From then on out, CAPTCHA would show you two words. One where the system knew exactly what the word was and one word that was actually a picture from a book they were trying to scan that they weren’t sure about. If you got the distorted word right, you’re not a robot and the second word didn’t matter. But behind the scenes, Google was collecting information on these words. Once enough people agreed on what a particular unknown word was, they could use that information to improve the process of digitizing books.
But because they were using that image to improve how computers read distorted text, computers eventually got good at solving those kind of CAPTCHAs, so they had to think of something else. So since the technology behind self-driving cars was starting to get built around that time, and since computers weren’t that good at knowing what they were looking at, and Google having a massive database of billions of images of the roads around the word, they decided to propose a new test: Click on the road sign in this image, or select the crosswalk in this image, or click the traffic lights or the motorcycle, or some other thing that a self-driving car might want to know. And for some of the images they knew what they were and they could use that to tell if you were a human or not, but sometimes you’d be presented with a second image where you have to select the thing from an image where they don’t know what they’re looking at. So this was again used to improve how computers see the world.
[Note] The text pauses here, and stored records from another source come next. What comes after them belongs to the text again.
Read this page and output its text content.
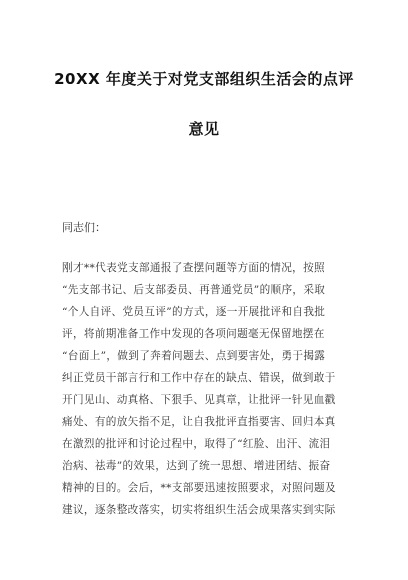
20XX 年度关于对党支部组织生活会的点评
意见
同志们：
刚才**代表党支部通报了查摆问题等方面的情况，按照
“先支部书记、后支部委员、再普通党员”的顺序，采取
“个人自评、党员互评”的方式，逐一开展批评和自我批
评，将前期准备工作中发现的各项问题毫无保留地摆在
“台面上”，做到了奔着问题去、点到要害处，勇于揭露
纠正党员干部言行和工作中存在的缺点、错误，做到敢于
开门见山、动真格、下狠手、见真章，让批评一针见血戳
痛处、有的放矢指不足，让自我批评直指要害、回归本真
在激烈的批评和讨论过程中，取得了“红脸、出汗、流泪
治病、祛毒”的效果，达到了统一思想、增进团结、振奋
精神的目的。会后，**支部要迅速按照要求，对照问题及
建议，逐条整改落实，切实将组织生活会成果落实到实际
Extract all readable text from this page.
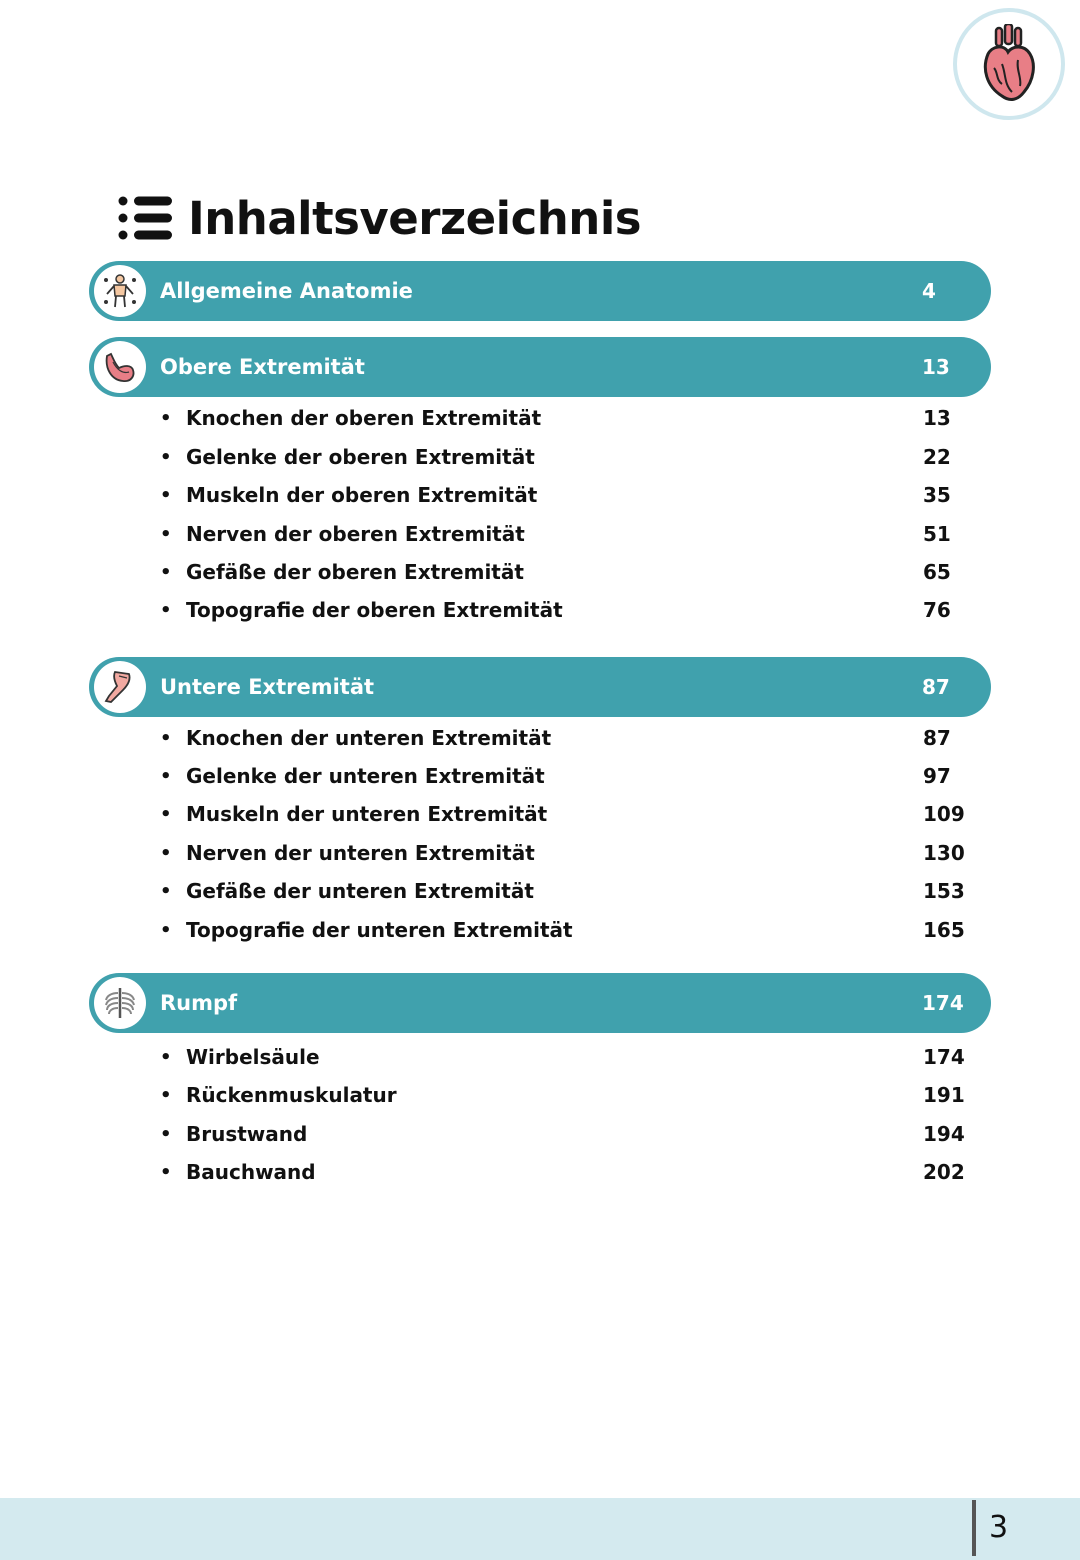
Inhaltsverzeichnis
Allgemeine Anatomie	4
Obere Extremität	13
• Knochen der oberen Extremität	13
• Gelenke der oberen Extremität	22
• Muskeln der oberen Extremität	35
• Nerven der oberen Extremität	51
• Gefäße der oberen Extremität	65
• Topografie der oberen Extremität	76
Untere Extremität	87
• Knochen der unteren Extremität	87
• Gelenke der unteren Extremität	97
• Muskeln der unteren Extremität	109
• Nerven der unteren Extremität	130
• Gefäße der unteren Extremität	153
• Topografie der unteren Extremität	165
Rumpf	174
• Wirbelsäule	174
• Rückenmuskulatur	191
• Brustwand	194
• Bauchwand	202
3
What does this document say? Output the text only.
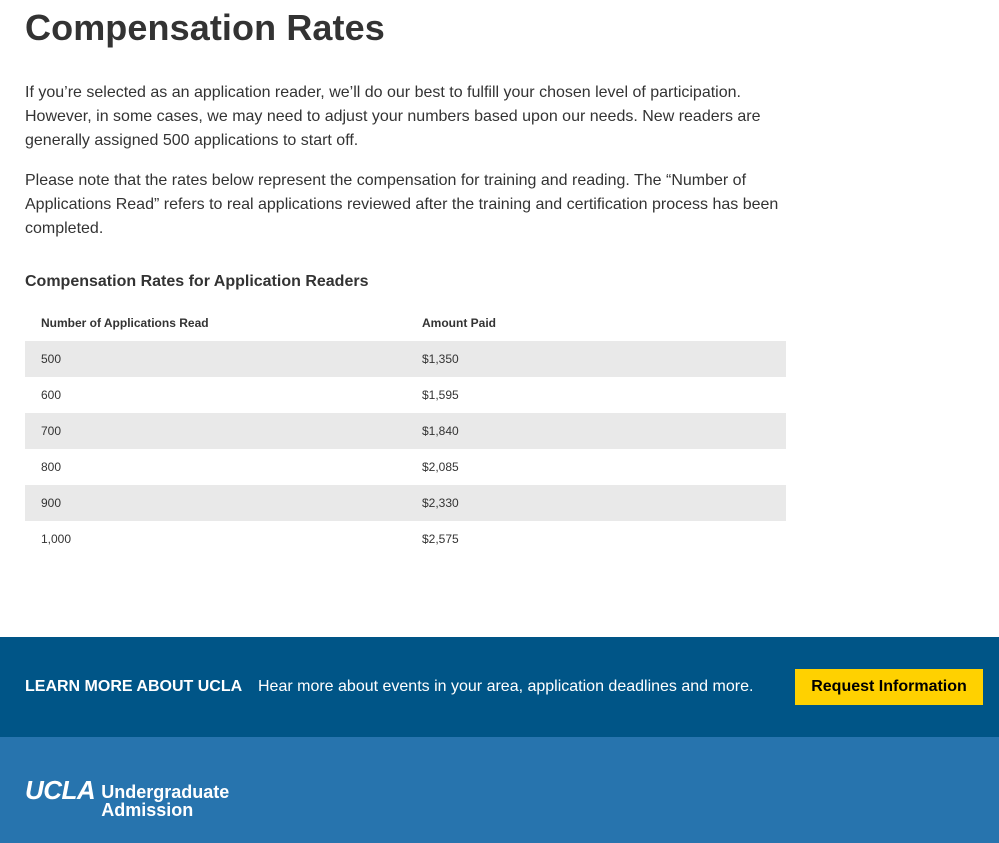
Compensation Rates

If you’re selected as an application reader, we’ll do our best to fulfill your chosen level of participation. However, in some cases, we may need to adjust your numbers based upon our needs. New readers are generally assigned 500 applications to start off.

Please note that the rates below represent the compensation for training and reading. The “Number of Applications Read” refers to real applications reviewed after the training and certification process has been completed.

Compensation Rates for Application Readers
Number of Applications Read	Amount Paid
500	$1,350
600	$1,595
700	$1,840
800	$2,085
900	$2,330
1,000	$2,575
LEARN MORE ABOUT UCLA Hear more about events in your area, application deadlines and more.	Request Information
UCLA Undergraduate
Admission
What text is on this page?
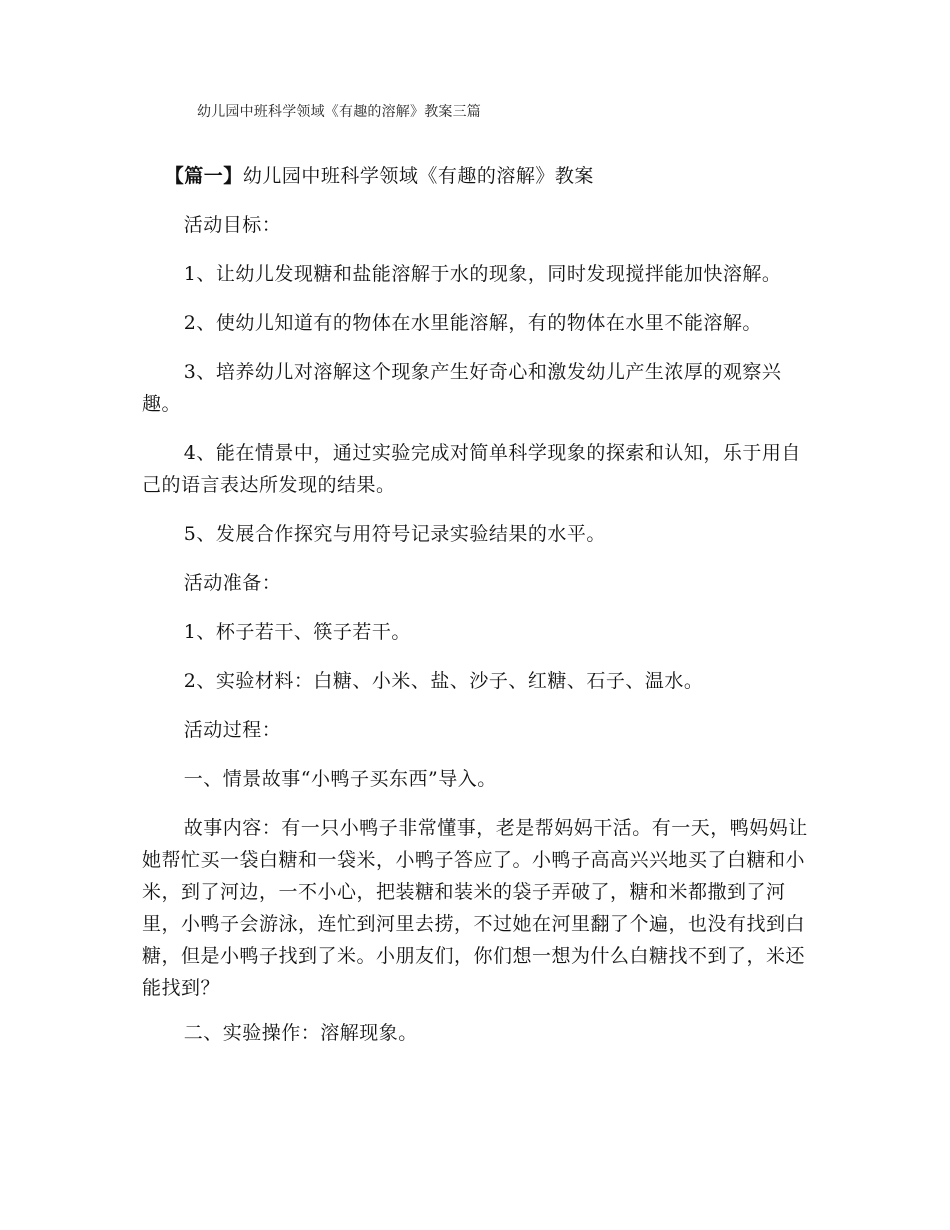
幼儿园中班科学领域《有趣的溶解》教案三篇

【篇一】幼儿园中班科学领域《有趣的溶解》教案

活动目标：

1、让幼儿发现糖和盐能溶解于水的现象，同时发现搅拌能加快溶解。

2、使幼儿知道有的物体在水里能溶解，有的物体在水里不能溶解。

3、培养幼儿对溶解这个现象产生好奇心和激发幼儿产生浓厚的观察兴趣。

4、能在情景中，通过实验完成对简单科学现象的探索和认知，乐于用自己的语言表达所发现的结果。

5、发展合作探究与用符号记录实验结果的水平。

活动准备：

1、杯子若干、筷子若干。

2、实验材料：白糖、小米、盐、沙子、红糖、石子、温水。

活动过程：

一、情景故事“小鸭子买东西”导入。

故事内容：有一只小鸭子非常懂事，老是帮妈妈干活。有一天，鸭妈妈让她帮忙买一袋白糖和一袋米，小鸭子答应了。小鸭子高高兴兴地买了白糖和小米，到了河边，一不小心，把装糖和装米的袋子弄破了，糖和米都撒到了河里，小鸭子会游泳，连忙到河里去捞，不过她在河里翻了个遍，也没有找到白糖，但是小鸭子找到了米。小朋友们，你们想一想为什么白糖找不到了，米还能找到？

二、实验操作：溶解现象。
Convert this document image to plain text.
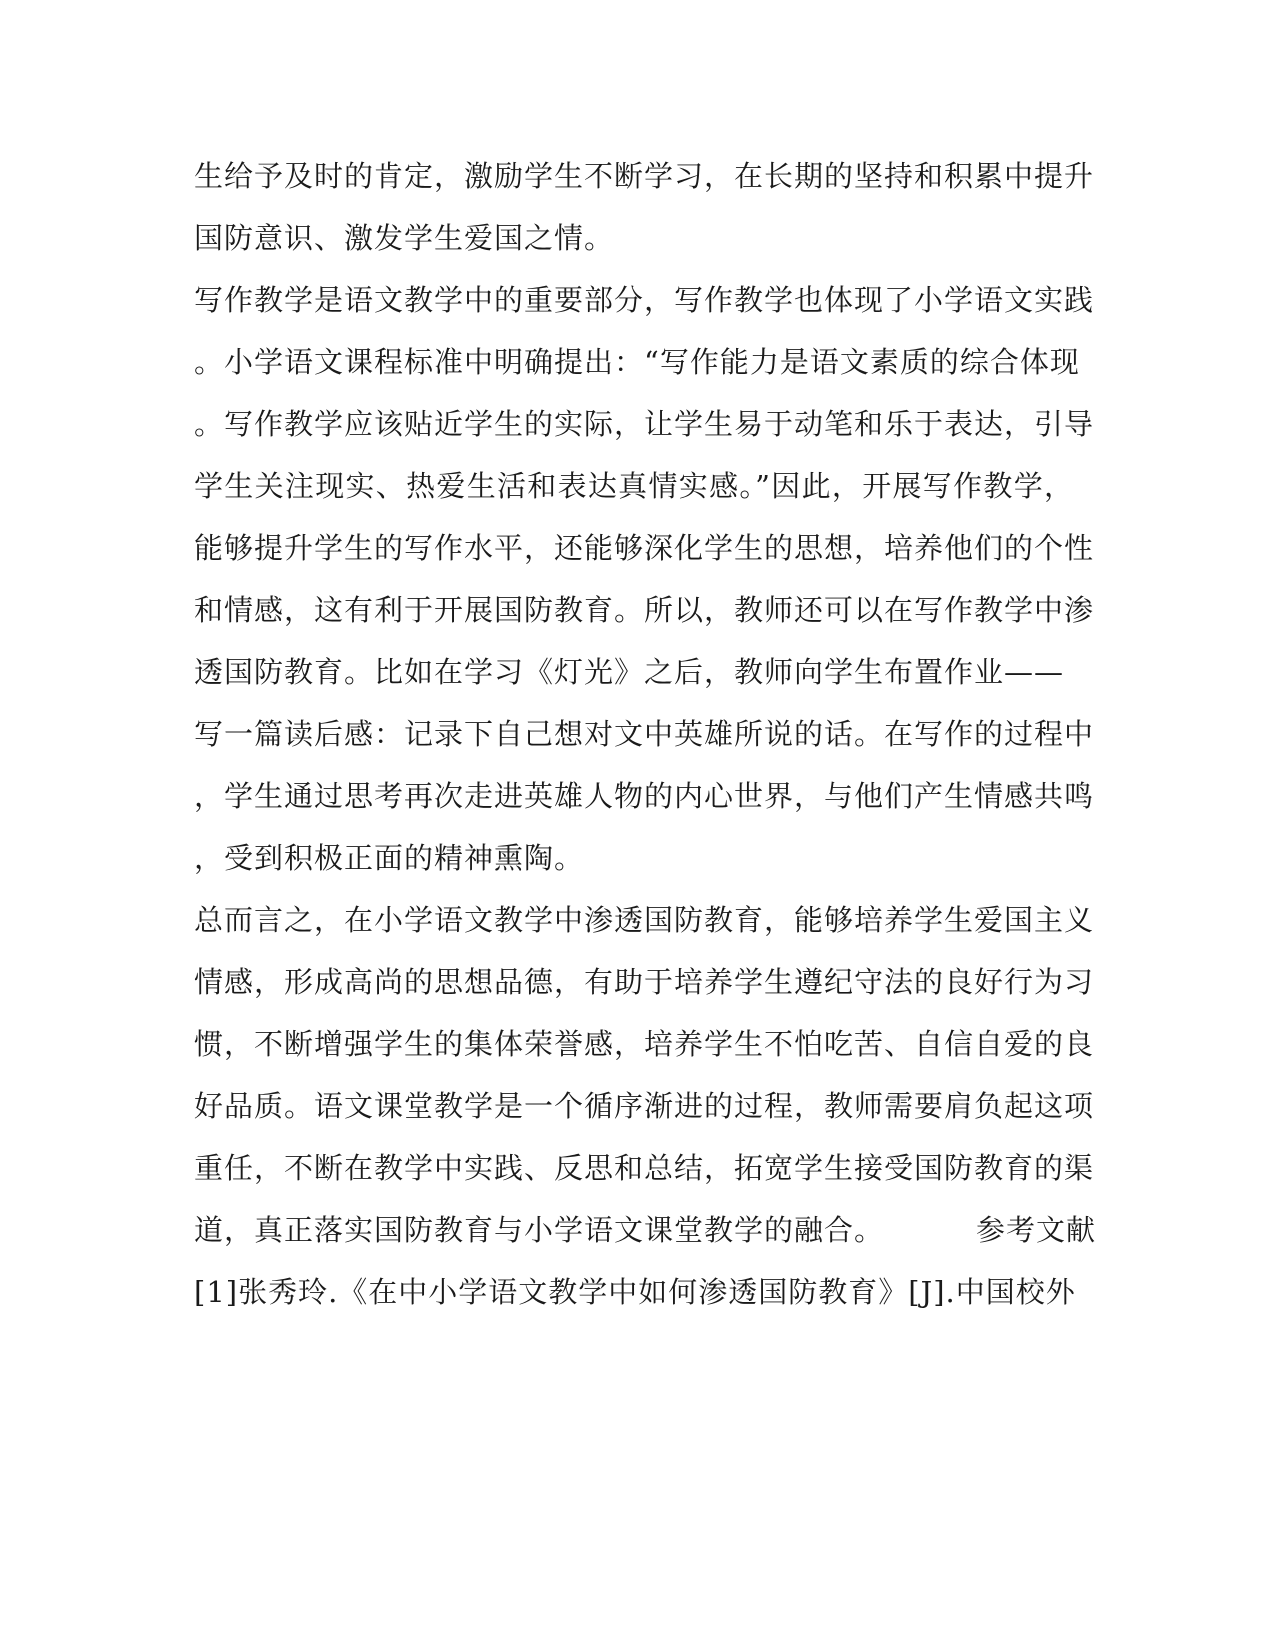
生给予及时的肯定，激励学生不断学习，在长期的坚持和积累中提升
国防意识、激发学生爱国之情。
写作教学是语文教学中的重要部分，写作教学也体现了小学语文实践
。小学语文课程标准中明确提出：“写作能力是语文素质的综合体现
。写作教学应该贴近学生的实际，让学生易于动笔和乐于表达，引导
学生关注现实、热爱生活和表达真情实感。”因此，开展写作教学，
能够提升学生的写作水平，还能够深化学生的思想，培养他们的个性
和情感，这有利于开展国防教育。所以，教师还可以在写作教学中渗
透国防教育。比如在学习《灯光》之后，教师向学生布置作业——
写一篇读后感：记录下自己想对文中英雄所说的话。在写作的过程中
，学生通过思考再次走进英雄人物的内心世界，与他们产生情感共鸣
，受到积极正面的精神熏陶。
总而言之，在小学语文教学中渗透国防教育，能够培养学生爱国主义
情感，形成高尚的思想品德，有助于培养学生遵纪守法的良好行为习
惯，不断增强学生的集体荣誉感，培养学生不怕吃苦、自信自爱的良
好品质。语文课堂教学是一个循序渐进的过程，教师需要肩负起这项
重任，不断在教学中实践、反思和总结，拓宽学生接受国防教育的渠
道，真正落实国防教育与小学语文课堂教学的融合。	参考文献
[1]张秀玲.《在中小学语文教学中如何渗透国防教育》[J].中国校外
But because they used this information to make computers good at identifying road objects, computers got good at solving those CAPTCHAs, too. So there’s a new test out there: We’re collecting all of your information anyways, so what if we figure out the difference between the information from a computer and the information from a real person? So they made a brand new type of CAPTCHA that uses things that are totally unknown to anyone. It might be things like how you moved your mouse before ticking the “I’m not a robot” checkbox, how big your screen is, what web browser you’re using, how up-to-date is your device, etc. It is genuinely a mystery as to exactly how they’re determining who’s a robot and who’s a human right now. Eventually computers might get really good at bypassing the current system, so they’ll probably come up with another one once that starts to be an issue. It’s just a cat and mouse chase.
But all of this is also protected by a TON of patents, and Google doesn’t exactly want its competitors using the technology that they own the patents for. So alternatives for CAPTCHA were created. Some of these include things like sliding a puzzle piece across the screen, clicking on the bananas, figuring out the right orientation of a picture, or even just plain figuring out what the distorted word is like before. These techniques have varying levels of success, but as a website owner: If someone is trying to bypass your “Not a robot” detection you might have bigger problems so you’ll use what you can.
All of this is just to keep automated computer programs from using websites to send spam or create a ton of accounts that try to send people viruses, or whatever other bad things people want to do with well-known websites!